そう言うと、昌平さんはクッキーの詰め合わせとオレンジジュースを買ってくれた。その時、戸が開いて悟さんの声が聞こえてきた。

「優介の声ってデカいよな……」

「昌平さんが、あんな事を言うからです」

その昌平さんはクッキーを食べている。

「お、このクッキー美味い」

「ジュースも手作りなんですよ。悟さんもどうですか?」

「じゃあ、クッキー2袋と野菜ジュースで」

「ありがとうございます」

そんな時、チーン♪と可愛い音が聞こえてくると、先輩の声も聞こえてきた。

「あ、パンが焼けた」

「先輩、お願いして良いですか?」

「うん、良いよ。

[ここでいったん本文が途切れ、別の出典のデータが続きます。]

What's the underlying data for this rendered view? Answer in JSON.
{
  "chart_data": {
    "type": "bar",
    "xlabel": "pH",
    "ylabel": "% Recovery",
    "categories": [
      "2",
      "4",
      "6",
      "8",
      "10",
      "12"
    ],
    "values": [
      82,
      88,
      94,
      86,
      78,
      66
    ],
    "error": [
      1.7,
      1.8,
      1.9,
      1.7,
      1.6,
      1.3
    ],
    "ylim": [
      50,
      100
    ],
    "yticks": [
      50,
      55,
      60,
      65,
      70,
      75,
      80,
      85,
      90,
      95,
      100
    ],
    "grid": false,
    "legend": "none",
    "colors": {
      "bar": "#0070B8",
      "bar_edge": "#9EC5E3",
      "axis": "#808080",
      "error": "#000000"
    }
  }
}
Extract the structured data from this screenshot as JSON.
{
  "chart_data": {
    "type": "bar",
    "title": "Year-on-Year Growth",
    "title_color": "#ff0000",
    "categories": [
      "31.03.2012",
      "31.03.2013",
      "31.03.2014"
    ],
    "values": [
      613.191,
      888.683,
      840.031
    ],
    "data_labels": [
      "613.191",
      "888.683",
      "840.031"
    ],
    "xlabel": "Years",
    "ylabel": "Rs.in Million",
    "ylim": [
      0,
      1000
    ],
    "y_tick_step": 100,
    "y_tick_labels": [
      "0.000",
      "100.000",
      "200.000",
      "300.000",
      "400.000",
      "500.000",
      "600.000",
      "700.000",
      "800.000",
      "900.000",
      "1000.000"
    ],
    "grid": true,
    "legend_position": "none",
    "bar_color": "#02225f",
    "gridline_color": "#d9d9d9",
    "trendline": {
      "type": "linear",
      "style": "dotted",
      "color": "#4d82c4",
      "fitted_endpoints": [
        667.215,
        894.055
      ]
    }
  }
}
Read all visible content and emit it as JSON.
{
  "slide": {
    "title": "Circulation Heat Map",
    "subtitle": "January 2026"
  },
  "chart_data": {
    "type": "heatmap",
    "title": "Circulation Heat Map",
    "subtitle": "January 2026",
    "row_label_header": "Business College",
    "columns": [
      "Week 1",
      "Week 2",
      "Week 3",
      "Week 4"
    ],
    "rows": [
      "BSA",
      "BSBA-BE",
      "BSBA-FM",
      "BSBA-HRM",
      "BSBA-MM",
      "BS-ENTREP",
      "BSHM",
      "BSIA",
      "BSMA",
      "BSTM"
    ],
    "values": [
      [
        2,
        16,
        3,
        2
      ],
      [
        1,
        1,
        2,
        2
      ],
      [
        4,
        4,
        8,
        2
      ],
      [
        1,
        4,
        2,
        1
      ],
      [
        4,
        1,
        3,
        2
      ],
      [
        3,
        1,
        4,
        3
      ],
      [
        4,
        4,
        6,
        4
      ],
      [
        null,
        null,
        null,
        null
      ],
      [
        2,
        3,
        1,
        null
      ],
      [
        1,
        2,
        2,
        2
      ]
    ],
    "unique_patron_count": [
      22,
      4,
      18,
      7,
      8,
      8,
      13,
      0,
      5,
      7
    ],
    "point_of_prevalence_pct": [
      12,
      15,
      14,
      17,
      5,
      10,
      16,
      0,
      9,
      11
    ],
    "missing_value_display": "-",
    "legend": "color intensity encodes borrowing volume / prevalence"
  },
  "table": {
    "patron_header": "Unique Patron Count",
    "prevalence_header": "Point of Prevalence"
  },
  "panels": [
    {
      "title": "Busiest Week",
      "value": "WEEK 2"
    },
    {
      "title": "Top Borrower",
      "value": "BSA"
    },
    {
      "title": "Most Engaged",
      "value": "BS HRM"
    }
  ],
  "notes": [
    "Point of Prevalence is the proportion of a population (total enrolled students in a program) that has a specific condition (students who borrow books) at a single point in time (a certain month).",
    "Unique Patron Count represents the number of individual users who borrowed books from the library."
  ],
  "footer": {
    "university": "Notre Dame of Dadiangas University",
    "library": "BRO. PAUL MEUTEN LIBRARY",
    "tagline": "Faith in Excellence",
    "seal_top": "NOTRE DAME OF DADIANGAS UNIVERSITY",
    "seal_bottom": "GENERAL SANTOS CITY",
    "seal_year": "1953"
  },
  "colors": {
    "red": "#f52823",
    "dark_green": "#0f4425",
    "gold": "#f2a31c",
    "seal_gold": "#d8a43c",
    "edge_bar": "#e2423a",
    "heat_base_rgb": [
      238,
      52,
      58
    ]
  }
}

接客は頼むねー」

「はい」

すると昌平さんと悟さんの声が重なった。

「焼きたてのパン、食べたい」

「え、とぉ……、先輩、2つお願いします」

「はーい、2つで200円になります」

焼き立てパンを食べながら家庭科室に居座る昌平さんと悟さん。

「んー、ほっかほかで美味い」

「やっぱり焼きたてや作り立てが一番だな」

そんな時、他の部員が戻ってきた。

「ただいまー」

「先輩と優介君、お昼食べて来て良いよ」

その声に先輩は笑顔で応じている。

「お帰り―」

「お帰りなさい。もう少ししたら行ってきますね」

食べ終えてジュースも飲み終えた悟さんは声を掛けてきた。

「優介、一緒に見て回ろう」

先輩も何か言ってるみたいだ。

「優介君、一緒に行こか」

2人の声が重なったのか、俺には悟さんの声しか聞こえてなかった。

「昼休憩は1時間半なんだ」

「それじゃ、食べるのを先にするか」

後るでは、昌平さんが先輩に何か言ってるみたいだ。